| Svelte Hacker News

points by leereeves a year ago

> Training your neural net only fiddles with the parameters like a and b. It doesn't do anything about the shape of the function. It doesn't change sine into multiplication etc.

It definitely can. The output will always be piecewise linear (with ReLU), but the overall shape can change completely.

ziofill a year ago

You can fit any data with enough parameters. What’s tricky is to constrain a model so that it approximates the ground truth well where there are no data points. If a family of functions is extremely flexible and can fit all kinds of data very efficiently I would argue it makes it harder for those functions to have correct values out of distribution.

leereeves a year ago

Definitely. That's a fundamental observation called the bias-variance tradeoff. More flexible models are prone to overfitting, hitting each training point exactly with wild gyrations in between.
Big AI minimizes that problem by using more data. So much data that the model often only sees each data point once and overfitting is unlikely.
- ziofill a year ago
  
  But while keeping the data constant, adding more and more parameters is a strategy that works, so what gives? Are the functions getting somehow regularized during training so effectively you could get away with fewer parameters, it's just that we don't have the right model just yet?

eru a year ago

Sorry, when I meant 'shape' of the function, I meant the shape of the abstract syntax tree (or something like that).

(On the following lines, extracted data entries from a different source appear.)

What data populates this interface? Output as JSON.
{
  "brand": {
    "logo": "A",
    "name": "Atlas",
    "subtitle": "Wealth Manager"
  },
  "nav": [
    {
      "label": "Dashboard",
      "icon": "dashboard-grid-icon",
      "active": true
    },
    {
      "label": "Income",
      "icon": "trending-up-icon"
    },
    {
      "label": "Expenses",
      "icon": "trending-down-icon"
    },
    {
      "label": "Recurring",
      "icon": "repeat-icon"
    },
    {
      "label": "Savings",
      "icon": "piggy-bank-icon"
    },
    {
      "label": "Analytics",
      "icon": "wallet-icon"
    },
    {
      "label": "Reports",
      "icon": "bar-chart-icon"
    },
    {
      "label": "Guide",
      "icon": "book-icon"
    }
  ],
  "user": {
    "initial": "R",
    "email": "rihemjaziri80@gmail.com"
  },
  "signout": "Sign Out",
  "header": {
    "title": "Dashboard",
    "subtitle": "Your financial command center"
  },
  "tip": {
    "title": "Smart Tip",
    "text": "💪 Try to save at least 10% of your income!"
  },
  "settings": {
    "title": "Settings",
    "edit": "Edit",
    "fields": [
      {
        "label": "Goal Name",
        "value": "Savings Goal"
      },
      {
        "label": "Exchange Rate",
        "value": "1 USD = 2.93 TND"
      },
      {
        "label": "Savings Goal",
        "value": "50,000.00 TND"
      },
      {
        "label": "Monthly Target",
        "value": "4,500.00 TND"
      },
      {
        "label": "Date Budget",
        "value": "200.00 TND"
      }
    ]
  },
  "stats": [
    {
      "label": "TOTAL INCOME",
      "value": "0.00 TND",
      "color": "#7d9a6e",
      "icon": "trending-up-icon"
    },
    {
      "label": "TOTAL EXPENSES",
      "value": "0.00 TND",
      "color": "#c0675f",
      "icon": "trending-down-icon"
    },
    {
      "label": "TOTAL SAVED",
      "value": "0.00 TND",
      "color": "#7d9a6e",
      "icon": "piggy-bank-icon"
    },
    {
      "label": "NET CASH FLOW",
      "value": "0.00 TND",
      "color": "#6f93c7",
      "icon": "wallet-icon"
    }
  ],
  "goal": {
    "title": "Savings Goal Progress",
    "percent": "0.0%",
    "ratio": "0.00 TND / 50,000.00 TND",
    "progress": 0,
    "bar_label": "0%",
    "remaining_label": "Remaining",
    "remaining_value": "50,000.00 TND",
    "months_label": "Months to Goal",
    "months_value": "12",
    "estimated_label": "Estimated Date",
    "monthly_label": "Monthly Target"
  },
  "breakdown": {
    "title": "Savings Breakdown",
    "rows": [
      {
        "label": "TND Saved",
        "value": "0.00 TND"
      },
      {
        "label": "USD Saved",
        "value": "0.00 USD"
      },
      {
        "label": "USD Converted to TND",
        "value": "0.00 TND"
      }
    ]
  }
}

Not the shape of its graph when you draw it.

refulgentis a year ago

More directly than my first attempt: you're continuing the error here. The nave's approach of "it's approximating some function" both maps to reality and makes accurate predictions. The more we couple ourselves to "no no no, it's modeling a precise function", the more we end up wrong, both on how it works in theory and in practice.
- eru a year ago
  
  Huh? Who says anything about 'precise functions'? And what's a precise function in the first place?
  I am saying that training (at least for conventional neural nets) only fiddles with some parameters. But it does not change the shape of the network, no new nodes nor different connections. (Which is almost equivalent to saying training doesn't change the abstract syntax tree, if you were to write the network out as a procedure in, say, Python.)
  The geometric shape you get when you print out the function changes, yes.